BB: I just want to say about the negative side of it — it’s a very strange time we live in where fans almost expect feedback from the people they’re idolizing — I’m not saying us or anything, just a general statement. The type of people that would actually take the time to put these opinions out onto the Internet aren’t always the balanced people.
JL: There’s so much bile that gets thrown out because people can hide behind a keyboard, and it’s not like when you sit and look someone in the face. And that is a downside to the Internet, but overall, for the normal, everyday people who just like music, it’s pretty awesome. If some guy wants to know what kind of bass strings I use he can ask, or find out what kind of guitar strings Brian uses, or stuff like that.
Do you guys have any weird Florida stories from performances in the past?
BB: I have one! There was a little bug in the vegetable plate that I still talk about. It was this little green worm that was writhing up and down a carrot stick.
JL: He can’t let it go.
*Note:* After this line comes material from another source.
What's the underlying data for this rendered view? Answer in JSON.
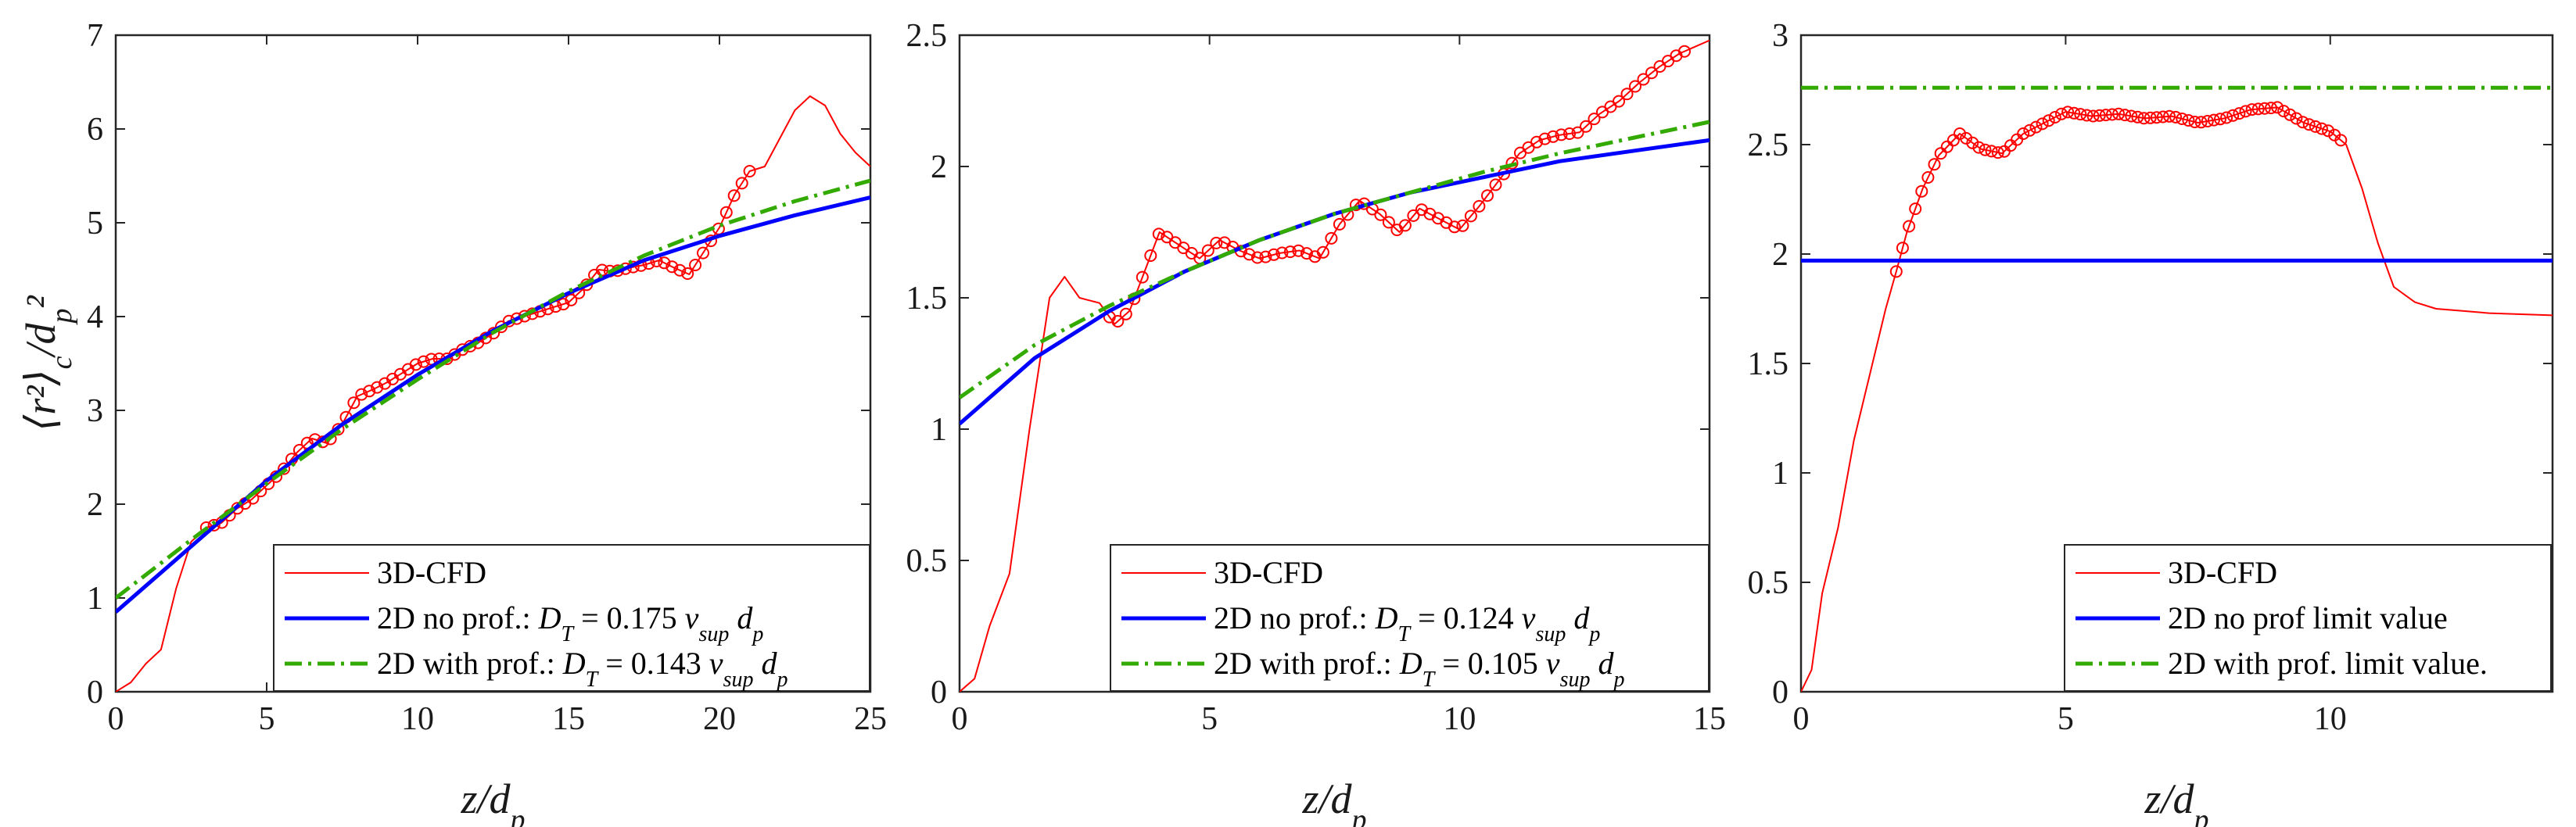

It still haunts him to this day.
When and where did the worm incident happen? Do you remember?
BB: I can’t remember, to tell the truth. This was a long time ago; I’m sure Florida hygiene has changed a lot since the 1990s.
JL: We don’t want to put down any Gainesville food establishments. It may or may not have been Gainesville.
But we’re looking forward to coming to Gainesville and playing these shows. Everything seems like it’s been clicking recently for us. It feels like we’re in the right place at the right time doing the right thing. We’re promoting a single we’re really proud about.
BB: When your timing is right and you truly believe in what you’re doing, things just sort of work out for themselves. The universe is opening up for us.
The Relationship will appear at High Dive Thursday night with openers Gringo Star and Former Planets. Doors open at 8 p.m. Tickets can be purchased here for $10 in advance or $13 at the door, with VIP meet-and-greet packages on sale for $50.